The research team found that more than 250 plumes of methane bubbles are rising from the sea bed off Norway. ...
Writing in Geophysical Research Letters, the team says the methane was rising from an area of sea bed off West Spitsbergen, from depths between 150 and 400m.
The gas is normally trapped as "methane hydrate" in sediment under the ocean floor.
"Methane hydrate" is an ice-like substance composed of water and methane which is stable under conditions of high pressure and low temperature.
As temperatures rise, the hydrate breaks down.

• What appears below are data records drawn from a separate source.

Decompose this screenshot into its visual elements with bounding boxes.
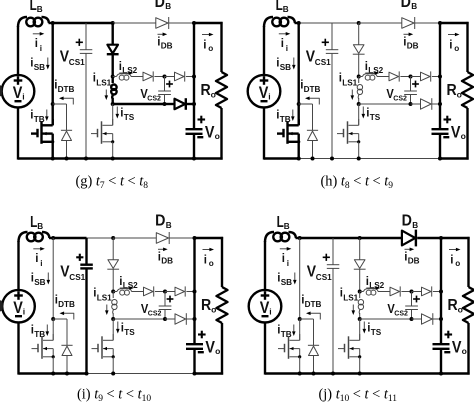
wire DS3 to output node (g) (186, 76, 194, 78)
current arrow iLS2 (g) (119, 71, 133, 75)
label iTS (g) (120, 108, 134, 123)
capacitor Vo (h) (432, 129, 449, 134)
wire Vo to rail (h) (439, 134, 441, 159)
wire DS4 to output node (g) (186, 103, 194, 105)
wire switch branch vertical (j) (299, 238, 301, 319)
transistor TS mosfet (g) (91, 119, 114, 144)
svg-text:B: B (165, 2, 171, 11)
diode DS4 (i) (175, 313, 186, 325)
wire top rail segment A (h) (299, 22, 332, 24)
wire diode to node A (i) (112, 269, 114, 291)
wire LS2 to diode DS2 (i) (132, 291, 144, 293)
wire TB source to rail (i) (52, 357, 54, 374)
svg-text:i: i (23, 307, 25, 317)
node C (i) (163, 290, 167, 294)
svg-text:DTB: DTB (58, 300, 75, 309)
node A (g) (111, 75, 115, 79)
svg-text:B: B (283, 5, 289, 14)
diode DS4 (j) (422, 313, 433, 325)
svg-text:TS: TS (124, 328, 135, 337)
current arrow iDB (g) (158, 33, 168, 37)
svg-text:B: B (284, 222, 290, 231)
junction bottom rail x52 (g) (51, 157, 55, 161)
wire to body diode DTB (h) (299, 104, 313, 130)
wire to boost diode DB (i) (113, 237, 156, 239)
wire DS3 to output node (j) (433, 291, 441, 293)
wire DTB anode to rail (g) (66, 141, 68, 159)
capacitor VCS2 (g) (158, 91, 171, 95)
inductor LS2 (j) (360, 289, 378, 295)
capacitor Vo (g) (186, 129, 203, 134)
node DB cathode rail (h) (438, 21, 442, 25)
wire DS3 to output node (h) (432, 76, 440, 78)
transistor TB mosfet (i) (32, 334, 55, 359)
svg-text:i: i (204, 255, 207, 267)
wire to boost diode DB (j) (360, 237, 402, 239)
wire switch branch vertical (g) (52, 23, 54, 104)
wire LS2 to diode DS2 (g) (131, 76, 143, 78)
label VCS2 (h) (386, 86, 407, 103)
svg-text:(i) t9 < t < t10: (i) t9 < t < t10 (77, 387, 151, 403)
wire TS source to rail (i) (112, 357, 114, 374)
wire LS2 to diode DS2 (j) (378, 291, 390, 293)
wire DS2 to node C (i) (155, 291, 165, 293)
capacitor Vo (j) (433, 344, 450, 349)
wire TB drain (j) (299, 319, 301, 340)
current arrow i_i (i) (33, 247, 45, 251)
node B (g) (111, 102, 115, 106)
label iDB (g) (157, 36, 172, 50)
svg-text:o: o (455, 259, 460, 268)
wire node C to diode DS3 (j) (412, 291, 422, 293)
label iLS1 (j) (340, 288, 359, 303)
svg-text:o: o (462, 346, 467, 356)
node row B mid (g) (163, 102, 167, 106)
svg-text:i: i (40, 259, 42, 268)
svg-text:CS1: CS1 (69, 58, 85, 67)
wire output node column (j) (440, 238, 442, 344)
wire right edge bottom (h) (466, 108, 468, 160)
svg-text:DB: DB (408, 257, 420, 266)
label iSB (g) (30, 58, 45, 73)
svg-text:V: V (452, 339, 462, 357)
label VCS2 (j) (387, 301, 408, 318)
wire left vertical bottom (h) (263, 107, 265, 159)
svg-text:CS2: CS2 (147, 96, 161, 103)
current arrow iDB (j) (405, 248, 415, 252)
inductor LS2 (i) (113, 289, 131, 295)
wire bottom rail mid-left (g) (53, 157, 86, 159)
inductor LB (g) (18, 17, 53, 27)
junction bottom rail x66 (j) (312, 372, 316, 376)
label iLS1 (g) (93, 73, 112, 88)
wire TB source to rail (g) (52, 142, 54, 159)
label LB (h) (276, 0, 289, 14)
label LB (i) (30, 214, 43, 231)
current arrow iLS1 (i) (105, 305, 109, 316)
label Vo (i) (205, 339, 220, 357)
current arrow i_i (h) (279, 32, 291, 36)
diode DTB (g) (61, 130, 72, 140)
node top rail left (g) (51, 21, 55, 25)
diode DS3 (j) (422, 286, 432, 296)
inductor LS2 (h) (359, 74, 377, 80)
transistor TB mosfet (g) (31, 119, 54, 144)
wire diode to node A (j) (359, 269, 361, 291)
label DB (h) (401, 0, 418, 11)
wire VCS2 bottom (h) (410, 95, 412, 105)
plus sign VCS2 (i) (167, 296, 174, 303)
capacitor VCS1 (h) (326, 50, 339, 54)
wire right edge bottom (j) (467, 323, 469, 375)
node TB drain (i) (51, 317, 55, 321)
wire TS drain (g) (112, 104, 114, 125)
junction bottom rail x86 (g) (84, 157, 88, 161)
diode DS2 (h) (389, 71, 399, 81)
node B (h) (357, 102, 361, 106)
label Vo (h) (451, 124, 466, 142)
wire VCS1 top (h) (331, 23, 333, 50)
junction bottom rail x66 (i) (65, 372, 69, 376)
capacitor VCS2 (j) (405, 306, 418, 310)
label DB (j) (402, 213, 419, 230)
wire top rail segment A (i) (53, 237, 86, 239)
wire Vo to rail (j) (440, 349, 442, 374)
wire top rail segment B (h) (332, 22, 359, 24)
current arrow iDTB (g) (59, 97, 73, 105)
wire left vertical bottom (g) (17, 107, 19, 159)
wire to body diode DTB (g) (53, 104, 67, 130)
inductor LS1 (g) (111, 77, 116, 105)
capacitor VCS1 (i) (80, 265, 93, 269)
diode DB (h) (402, 17, 415, 29)
wire to boost diode DB (g) (113, 22, 156, 24)
junction bottom rail x112 (h) (357, 157, 361, 161)
wire bottom rail middle (g) (86, 157, 194, 159)
current arrow iTS (i) (116, 322, 120, 334)
current arrow iSB (i) (47, 273, 51, 285)
wire from DB cathode (i) (170, 237, 195, 239)
junction bottom rail x194 (i) (193, 372, 197, 376)
caption (h) (321, 174, 394, 192)
wire node C to diode DS3 (g) (165, 76, 175, 78)
node row A output (g) (192, 75, 196, 79)
plus sign Vo (h) (444, 116, 452, 124)
current arrow iTB (i) (46, 325, 50, 337)
svg-text:o: o (208, 44, 213, 53)
svg-text:V: V (451, 124, 461, 142)
wire right edge bottom (g) (220, 108, 222, 160)
svg-text:i: i (450, 255, 453, 267)
wire DS4 to output node (j) (433, 318, 441, 320)
minus sign Vo (i) (198, 351, 204, 353)
junction bottom rail x112 (i) (111, 372, 115, 376)
label Vo (g) (205, 124, 220, 142)
svg-text:(g) t7 < t < t8: (g) t7 < t < t8 (76, 174, 149, 192)
current arrow io (i) (203, 248, 215, 252)
wire from DB cathode (h) (415, 22, 440, 24)
wire top rail right (i) (195, 237, 224, 239)
label Ro (j) (448, 297, 463, 314)
caption (j) (319, 387, 398, 403)
current arrow iTB (j) (292, 325, 296, 337)
wire top rail right (j) (441, 237, 470, 239)
wire top rail right (h) (440, 22, 469, 24)
current arrow iLS2 (h) (365, 71, 379, 75)
svg-text:V: V (13, 299, 23, 317)
inductor LB (h) (264, 17, 299, 27)
svg-text:i: i (449, 40, 452, 52)
diode DS4 (g) (175, 98, 186, 110)
svg-text:DTB: DTB (58, 85, 75, 94)
wire node C to diode DS3 (h) (411, 76, 421, 78)
node A (j) (358, 290, 362, 294)
wire VCS1 top (g) (85, 23, 87, 50)
wire to body diode DTB (i) (53, 319, 67, 345)
wire right edge top (i) (221, 237, 223, 287)
svg-text:B: B (166, 221, 172, 230)
node C (g) (163, 75, 167, 79)
node row B output (j) (439, 317, 443, 321)
svg-text:DB: DB (161, 42, 173, 51)
wire bottom rail left (i) (19, 372, 54, 374)
node DB cathode rail (j) (439, 236, 443, 240)
current arrow iDB (h) (404, 33, 414, 37)
wire TS source to rail (j) (359, 357, 361, 374)
wire DS4 to output node (h) (432, 103, 440, 105)
diode DS1 pointing down (j) (354, 260, 366, 270)
wire row B left (i) (113, 318, 165, 320)
junction bottom rail x194 (g) (192, 157, 196, 161)
wire bottom rail middle (j) (333, 372, 441, 374)
inductor LB (i) (19, 232, 54, 242)
resistor Ro (j) (463, 287, 474, 323)
svg-text:o: o (454, 44, 459, 53)
label iSB (j) (277, 273, 292, 288)
junction bottom rail x86 (i) (85, 372, 89, 376)
wire bottom rail middle (i) (87, 373, 195, 375)
label DB (i) (155, 213, 172, 230)
inductor LS2 (g) (113, 74, 131, 80)
current arrow iLS1 (g) (105, 90, 109, 101)
node TB drain (j) (298, 317, 302, 321)
label VCS1 (i) (60, 264, 85, 282)
wire LS2 to diode DS2 (h) (377, 76, 389, 78)
wire VCS2 bottom (g) (164, 95, 166, 105)
print artifact at left edge (i) (0, 300, 3, 311)
wire VCS1 bottom (g) (85, 53, 87, 158)
label iTB (j) (277, 325, 291, 340)
current arrow iTB (h) (291, 110, 295, 122)
label VCS1 (g) (60, 49, 85, 67)
wire Vo to rail (i) (193, 349, 195, 374)
wire from DB cathode (j) (417, 237, 441, 239)
inductor LS1 (j) (358, 292, 363, 320)
label io (i) (204, 255, 214, 269)
svg-text:TB: TB (34, 115, 45, 124)
label i_i (i) (35, 253, 42, 268)
diode DS2 (j) (390, 286, 400, 296)
diode DTB (i) (61, 345, 72, 355)
junction bottom rail x112 (j) (358, 372, 362, 376)
wire output node column (g) (193, 23, 195, 129)
wire top rail segment A (g) (53, 22, 86, 24)
node top rail mid (i) (111, 236, 115, 240)
node B (j) (358, 317, 362, 321)
wire VCS2 top (g) (164, 77, 166, 92)
wire left vertical top (i) (17, 241, 19, 290)
wire from DB cathode (g) (169, 22, 194, 24)
node row B output (h) (438, 102, 442, 106)
junction bottom rail x52 (i) (51, 372, 55, 376)
wire bottom rail mid-left (h) (299, 158, 332, 160)
label iDTB (i) (55, 295, 75, 310)
svg-text:TB: TB (281, 330, 292, 339)
node DB cathode rail (i) (193, 236, 197, 240)
junction bottom rail x52 (j) (298, 372, 302, 376)
current arrow iTS (g) (116, 107, 120, 119)
resistor Ro (g) (216, 72, 227, 108)
capacitor VCS1 (g) (80, 50, 93, 54)
svg-text:CS2: CS2 (148, 311, 162, 318)
label iLS2 (h) (365, 61, 384, 75)
transistor TB mosfet (h) (277, 119, 300, 144)
wire VCS1 bottom (j) (332, 268, 334, 373)
current arrow iLS2 (j) (366, 286, 380, 290)
svg-text:D: D (155, 213, 165, 230)
wire output node column (i) (193, 238, 195, 344)
wire bottom rail right (j) (441, 372, 470, 374)
diode DTB (h) (307, 130, 318, 140)
node top rail left (i) (51, 236, 55, 240)
svg-text:i: i (40, 44, 42, 53)
wire clamp branch top (g) (111, 23, 113, 45)
label VCS2 (g) (140, 86, 161, 103)
diode DTB (j) (308, 345, 319, 355)
wire node C to diode DS3 (i) (165, 291, 175, 293)
wire diode to node A (h) (358, 54, 360, 76)
svg-text:i: i (282, 253, 285, 265)
label iTS (h) (366, 108, 380, 123)
transistor TS mosfet (j) (338, 334, 361, 359)
wire clamp branch top (h) (358, 23, 360, 45)
svg-text:o: o (209, 259, 214, 268)
wire to body diode DTB (j) (300, 319, 314, 345)
label iTS (j) (367, 323, 381, 338)
voltage source Vi (h) (248, 75, 281, 108)
label VCS1 (h) (306, 49, 331, 67)
node B (i) (111, 317, 115, 321)
node C (h) (409, 75, 413, 79)
capacitor VCS1 (j) (327, 265, 340, 269)
plus sign VCS1 (h) (322, 39, 329, 46)
wire VCS2 bottom (j) (411, 310, 413, 320)
diode DB (j) (402, 230, 416, 247)
node top rail left (h) (297, 21, 301, 25)
current arrow i_i (j) (280, 247, 292, 251)
junction bottom rail x86 (h) (330, 157, 334, 161)
svg-text:o: o (457, 89, 462, 99)
wire bottom rail left (h) (264, 157, 299, 159)
wire TB source to rail (j) (299, 357, 301, 374)
wire left vertical top (j) (264, 241, 266, 290)
current arrow iDTB (j) (306, 312, 320, 320)
wire TS drain (j) (359, 319, 361, 340)
svg-text:V: V (260, 299, 270, 317)
junction bottom rail x52 (h) (297, 157, 301, 161)
current arrow iTS (h) (362, 107, 366, 119)
plus sign VCS2 (j) (413, 296, 420, 303)
svg-text:i: i (269, 307, 271, 317)
node top rail mid (h) (357, 21, 361, 25)
wire DS3 to output node (i) (186, 291, 194, 293)
svg-text:o: o (215, 346, 220, 356)
wire TS drain (i) (112, 319, 114, 340)
svg-text:CS2: CS2 (394, 311, 408, 318)
svg-text:TB: TB (280, 115, 291, 124)
wire bottom rail middle (h) (332, 158, 440, 160)
label DB (g) (155, 0, 172, 11)
wire switch branch vertical (h) (298, 23, 300, 104)
current arrow iSB (j) (293, 273, 297, 285)
svg-text:LS1: LS1 (342, 79, 357, 88)
wire row B to diode DS4 (g) (165, 103, 175, 105)
wire diode to node A (g) (111, 54, 113, 76)
svg-text:LS1: LS1 (96, 79, 111, 88)
svg-text:DB: DB (161, 257, 173, 266)
wire bottom rail left (j) (265, 372, 300, 374)
caption (i) (77, 387, 151, 403)
label VCS2 (i) (141, 301, 162, 318)
svg-text:DB: DB (407, 42, 419, 51)
svg-text:CS1: CS1 (315, 58, 331, 67)
label iSB (h) (276, 58, 291, 73)
current arrow iSB (h) (292, 58, 296, 70)
wire VCS2 top (h) (410, 77, 412, 92)
junction bottom rail x194 (h) (438, 157, 442, 161)
label iDTB (h) (300, 80, 320, 95)
svg-text:B: B (37, 222, 43, 231)
wire top rail segment B (j) (333, 237, 360, 239)
label iDTB (j) (301, 295, 321, 310)
svg-text:o: o (458, 304, 463, 314)
label iTB (i) (31, 325, 45, 340)
wire top rail segment B (g) (86, 22, 113, 24)
node A (i) (111, 290, 115, 294)
label i_i (j) (282, 253, 289, 268)
current arrow iTS (j) (363, 322, 367, 334)
label iLS2 (g) (119, 61, 138, 75)
junction bottom rail x194 (j) (439, 372, 443, 376)
node row A output (i) (193, 290, 197, 294)
current arrow io (j) (449, 248, 461, 252)
wire bottom rail right (h) (440, 157, 469, 159)
wire right edge top (h) (466, 22, 468, 72)
diode DS1 pointing down (h) (353, 45, 365, 55)
junction bottom rail x66 (h) (311, 157, 315, 161)
node row B mid (h) (409, 102, 413, 106)
svg-text:o: o (211, 304, 216, 314)
svg-text:R: R (201, 297, 212, 314)
label iLS2 (i) (119, 276, 138, 290)
minus sign Vo (g) (197, 136, 203, 138)
wire right edge top (j) (467, 237, 469, 287)
junction bottom rail x86 (j) (331, 372, 335, 376)
wire TS source to rail (g) (112, 142, 114, 159)
voltage source Vi (j) (249, 290, 282, 323)
diode DS4 (h) (421, 98, 432, 110)
caption (g) (76, 174, 149, 192)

So this new evidence shows that methane is stable at water depths greater than 400m off Spitsbergen.
However data collected over 30 years shows it was then stable at water depths as shallow as 360m.
Ocean has warmed
Temperature records show that this area of the ocean has warmed by 1C during the same period. ...
Their most significant finding is that climate change means the gas is being released from more and deeper areas of the Arctic ocean. ...
The team found that most of the methane is being dissolved into the seawater and did not detect evidence of the gas breaking the surface of the ocean and getting into the atmosphere.
They stress that this does not mean that the gas does not enter the atmosphere. They point out that the methane seeps are unpredictable and erratic in quantity, size and duration. ...
Most of the methane reacts with the oxygen in the water to form carbon dioxide, another greenhouse gas. In sea water, this forms carbonic acid which adds to ocean acidification, with consequent problems for biodiversity.
Graham Westbrook, lead author and professor of geophysics at the University of Birmingham said: "If this process becomes widespread along Arctic continental margins, tens of megatonnes of methane a year - equivalent to 5-10% of the total amount released globally by natural sources, could be released into the ocean."
At some point -- you never know when until it happens -- it won't just be us belching out greenhouse gases. So far, if we'd only stopped belching, that would have been the end of it. The greenhouse gases would have gradually been recycled out of the atmosphere and the climate could have returned to normal.
But the next phase is that the whole planet starts emitting extra CO2 and extra methane because it's warmer. That makes it even warmer. That makes the planet emit even more greenhouse gases.
At that point we can stop our own idiocy cold ... and it won't make much difference. When the permafrost in the Arctic tundras melts, it releases greenhouse gases. When the ocean warms, it releases greenhouse gases. Molecule per molecule, methane is about eight times stronger as a greenhouse gas than carbon dioxide. The best we can hope at that point is most of it will turn into CO2 in the ocean, and acidify that instead.
The grim news is that we've reached that point. The permafrost is melting (pdf). The shallower methane hydrates are bubbling up. Ocean circulation rates are changing. (There is variation.)
I'm beginning to think the saddest words a human being can say are, "I do not envy the young."